Interviews lundi 30 janvier 2023 Mélina Massias

Depuis qu’il a posé ses valises en Californie, Grégory Wathelet accumule les classements et les victoires. Clarity, Berline du Maillet et Argentina de la Marchette, trois des quatre montures qui l’accompagnent outre-Atlantique, ont toutes brillé sous le soleil de Thermal. Pour le Belge de quarante-deux ans, son départ, loin du Vieux Continent, dont il arpente les routes sans relâche depuis plus de deux décennies, sonnait comme une évidence. Le besoin et l’envie de découvrir un nouveau fonctionnement, de se ressourcer, avant de repartir de plus belle aux beaux jours.
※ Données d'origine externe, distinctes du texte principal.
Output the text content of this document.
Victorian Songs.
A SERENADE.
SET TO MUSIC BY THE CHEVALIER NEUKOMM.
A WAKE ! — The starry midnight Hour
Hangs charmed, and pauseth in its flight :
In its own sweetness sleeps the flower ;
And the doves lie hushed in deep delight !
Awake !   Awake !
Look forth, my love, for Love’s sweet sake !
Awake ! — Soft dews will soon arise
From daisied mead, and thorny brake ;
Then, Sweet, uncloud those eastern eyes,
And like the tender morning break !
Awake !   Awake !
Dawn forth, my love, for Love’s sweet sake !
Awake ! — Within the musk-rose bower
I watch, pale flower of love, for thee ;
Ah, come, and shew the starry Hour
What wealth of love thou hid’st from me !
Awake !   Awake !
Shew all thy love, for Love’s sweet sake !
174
Le jeune père de famille a décidé de passer deux mois aux Etats-Unis, puis de revenir en mars, pour relancer la machine avec en ligne de mire, évidemment, les grandes Coupes des nations et, si l’occasion se présente, les championnats d’Europe Longines de Milan. Pour revêtir la veste rouge des Diables Rouges, le trente-troisième meilleur cavalier du monde le sait : il devra faire ses preuves avec ses montures. En effet, son gris, Nevados S, sera préservé cette année et n’ira pas en Italie pour l’échéance continentale. En parallèle, Grégory Wathelet n’oublie pas l’élevage, une activité qui lui tient à cœur et à laquelle il vient de donner une nouvelle dimension en lançant, en partenariat avec son ami Gilles Botton, un catalogue d’étalons. À l’occasion d’un entretien divisé en trois épisodes, le médaillé de bronze par équipe des derniers Jeux olympiques revient sur son expérience californienne, ses objectifs 2023, les départs d’Iron Man vd Padenborre et Cocktail de Talma, ainsi que sa vision de l’élevage. Deuxième partie.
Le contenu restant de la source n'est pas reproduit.